O drama é parecido ao dos familiares do analista comercial Nelson Ribeiro Fonseca Junior, de 33 anos. A mulher dele, a empresária Norda, classificou o próprio fim de ano como “um dos piores” de sua vida. “Só queria ter o meu marido e meus filhos reunidos à mesa, mas fui apartada dessa alegria novamente”, disse. A Polícia Federal prendeu Junior em 17 de março de 2023, durante uma fase da Operação Lesa Pátria. Desde essa data, ele continua preso, sem perspectiva de soltura ou julgamento do STF. Ele nem sequer saiu com tornozeleira eletrônica para cumprir as medidas restritivas em casa, como ocorreu com centenas de outros manifestantes.

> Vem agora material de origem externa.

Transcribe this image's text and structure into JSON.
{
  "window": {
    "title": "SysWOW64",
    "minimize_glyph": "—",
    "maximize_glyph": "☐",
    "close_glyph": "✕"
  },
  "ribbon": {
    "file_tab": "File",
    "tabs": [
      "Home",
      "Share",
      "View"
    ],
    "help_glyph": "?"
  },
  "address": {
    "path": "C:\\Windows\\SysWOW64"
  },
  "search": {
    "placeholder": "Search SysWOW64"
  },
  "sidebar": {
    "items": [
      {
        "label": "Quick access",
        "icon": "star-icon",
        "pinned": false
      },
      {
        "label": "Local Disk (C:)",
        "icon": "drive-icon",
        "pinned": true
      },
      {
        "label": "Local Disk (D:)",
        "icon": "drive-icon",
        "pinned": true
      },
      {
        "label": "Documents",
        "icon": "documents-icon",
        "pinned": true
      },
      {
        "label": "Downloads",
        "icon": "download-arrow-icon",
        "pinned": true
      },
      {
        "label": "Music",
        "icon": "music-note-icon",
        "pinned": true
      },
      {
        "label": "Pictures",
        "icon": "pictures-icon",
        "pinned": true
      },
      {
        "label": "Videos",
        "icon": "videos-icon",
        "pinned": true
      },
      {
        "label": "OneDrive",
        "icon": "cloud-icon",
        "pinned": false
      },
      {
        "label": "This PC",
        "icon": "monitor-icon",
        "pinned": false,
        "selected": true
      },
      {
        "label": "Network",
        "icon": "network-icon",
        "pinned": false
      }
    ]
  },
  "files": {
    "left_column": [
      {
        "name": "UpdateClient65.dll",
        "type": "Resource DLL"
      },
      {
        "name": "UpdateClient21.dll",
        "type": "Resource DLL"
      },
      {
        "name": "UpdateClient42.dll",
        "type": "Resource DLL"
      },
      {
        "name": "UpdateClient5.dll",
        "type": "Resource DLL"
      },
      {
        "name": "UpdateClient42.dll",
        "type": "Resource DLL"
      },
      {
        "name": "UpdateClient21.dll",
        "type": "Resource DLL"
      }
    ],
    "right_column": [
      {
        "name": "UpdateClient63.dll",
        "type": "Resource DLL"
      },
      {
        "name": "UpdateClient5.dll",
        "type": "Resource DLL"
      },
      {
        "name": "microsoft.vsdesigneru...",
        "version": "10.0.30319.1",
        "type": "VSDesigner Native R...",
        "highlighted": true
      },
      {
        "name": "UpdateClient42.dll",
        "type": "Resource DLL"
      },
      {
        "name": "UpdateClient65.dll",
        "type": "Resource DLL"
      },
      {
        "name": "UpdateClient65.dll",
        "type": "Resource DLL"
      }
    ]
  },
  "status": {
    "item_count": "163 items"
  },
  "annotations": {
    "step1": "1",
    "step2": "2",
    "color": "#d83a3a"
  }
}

“Nosso filho de 6 anos teve uma alergia emocional que deixou sequelas”, contou Norda. “Fazemos tratamento com psicólogo e, por um tempo, me consultei com psiquiatra, pois, nos primeiros dias da prisão, fiquei mais de uma semana sem dormir.” A mulher relatou que a criança tem crises de choro sempre que retorna das visitas na cadeia. “Meu coração de mãe fica pequeno”, lamentou Norda. “Em 11 de dezembro de 2024, nosso segundo filho nasceu, e meu marido não pôde estar com a gente nesse momento. Não sei por quanto tempo terei forças para sustentar meus filhos.” Norda assumiu as contas da casa e recebe a ajuda dos pais, que vieram de Brasília para auxiliá-la financeiramente.
Um dia antes do “ato pela democracia” organizado pelo governo Lula na Praça dos Três Poderes para recordar os dois anos do 8 de janeiro, o gabinete de Moraes divulgou um relatório com os dados mais recentes do protesto. Conforme o levantamento, o STF já puniu criminalmente 898 réus. Do total, 371 foram condenados pelo tribunal, enquanto 572 firmaram o acordo de não persecução penal (ANPP) oferecido pela Procuradoria-Geral da República (PGR). Esse acordo do Ministério Público prevê a confissão de crimes, o pagamento de multa de R$ 5 mil e a realização de um “curso da democracia”. Todos esses números serviram para justificar, segundo Moraes, o trabalho que seu gabinete tem feito em prol da punição de “golpistas”. Na realidade, são apenas estatísticas frias divulgadas para atenuar o fato de que gente de carne e osso é que está sendo julgada sem o devido processo legal, além de camuflar o sofrimento de centenas de famílias.